Now they have two problems. 

Assignment SL8 🧑‍🏫

  1. Ranges als String Schreiben Sie eine Funktion, die die mit Regex geparste Liste von Ranges wieder in einen String umwandelt.

def _range_as_string(r):
    if r.end is None:
        return f"{r.start}-"
    if r.start == r.end - 1:
        return f"{r.start}"
    return f"{r.start}-{r.end - 1}"
    
def ranges_as_string(ranges):
    return ",".join(_range_as_string(r) for r in ranges)
ranges = parse_index_ranges("    1      ;2-      4   , 6,10   -")
ranges_as_string(ranges)
'1,2-4,6,10-'
  1. Punktzahl finden Sie erhalten eine Textdatei im unten dargestellen Format. Schreiben Sie eine Funktion, die die Gesamtpunktzahl aus der Datei extrahiert und als int zurückgibt.

Bewertung:

Aufgabe 1:
schön, 2 Punkte

Aufgabe 2:
nichts abgegeben
0 Punkte

Aufgabe 3:
literally bester Code, 8 Punkte

Gesamtpunktzahl: 10 Punkte

Musterlösungen sind im Reader!
import re

def find_total_points(file):
    # file is expected to be small, read everything at once
    content = file.read()
    match = re.search(r"Gesamtpunktzahl:\s*(?P<points>[+-]?\s*[0-9]+)\s*Punkte?", content)
    if match is None:
        raise ValueError("Total points not found")
    points = match.group("points").replace(" ", "")
    return int(points)
  1. Gebrochene Punktzahl finden Wie vorher, aber die Gesamtpunktzahl kann jetzt eine Kommazahl sein, also 2.3 oder 2,3. Passen Sie Ihre Funktion so an, dass sie damit zurechtkommt.

import re

def find_total_points_float(file):
    content = file.read()
    match = re.search(r"Gesamtpunktzahl:\s*(?P<points>[+-]?\s*[0-9]+(?:[,.][0-9]+)?)\s*Punkte?", content)
    if match is None:
        raise ValueError("Total points not found")
    points = match.group("points").replace(" ", "").replace(",", ".")
    return float(points)
import io

find_total_points_float(io.StringIO("""\
Bewertung:

Aufgabe 1:
schön, 2 Punkte

Aufgabe 2:
nichts abgegeben
0 Punkte

Aufgabe 3:
literally bester Code, 8 Punkte

Gesamtpunktzahl: - 10.3 Punkte

Musterlösungen sind im Reader!
"""))
-10.3

subprocess/ctypes

In some cases, you might not be able to find an appropriate library for your needs. Python still allows you to reuse existing code by providing interfaces to the shell and to C code. Using subprocess or ctypes might still be easier than writing code yourself.

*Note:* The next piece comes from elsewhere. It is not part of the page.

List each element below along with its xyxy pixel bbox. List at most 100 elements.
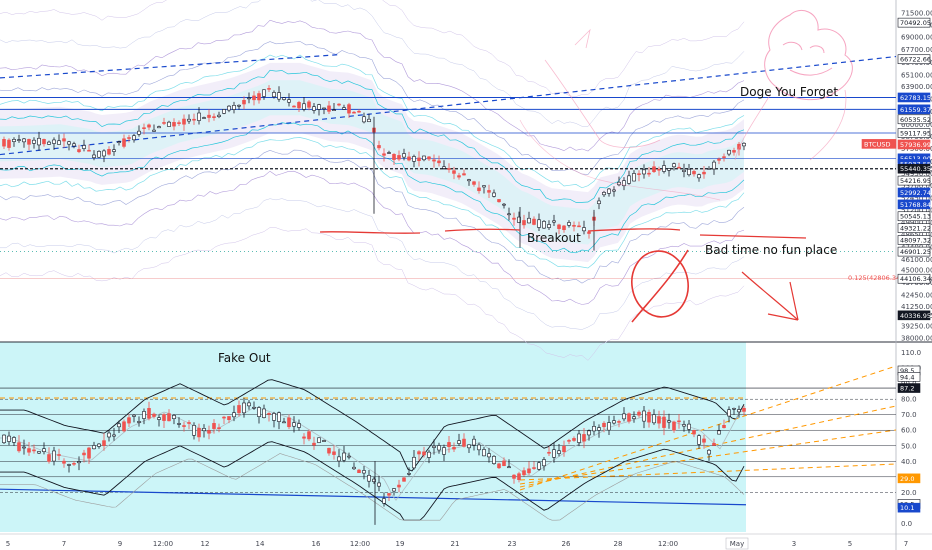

https://docs.python.org/3/library/subprocess.html

https://docs.python.org/3/library/ctypes.html

Assignment LF6 🧑‍🏫

  1. Wörter zählen mit Sonderzeichen Schreiben Sie eine Variante von count_words aus SL1, die mittels regulärer Ausdrücke Sonderzeichen aus dem String entfernt, bevor die Wörter gezählt werden.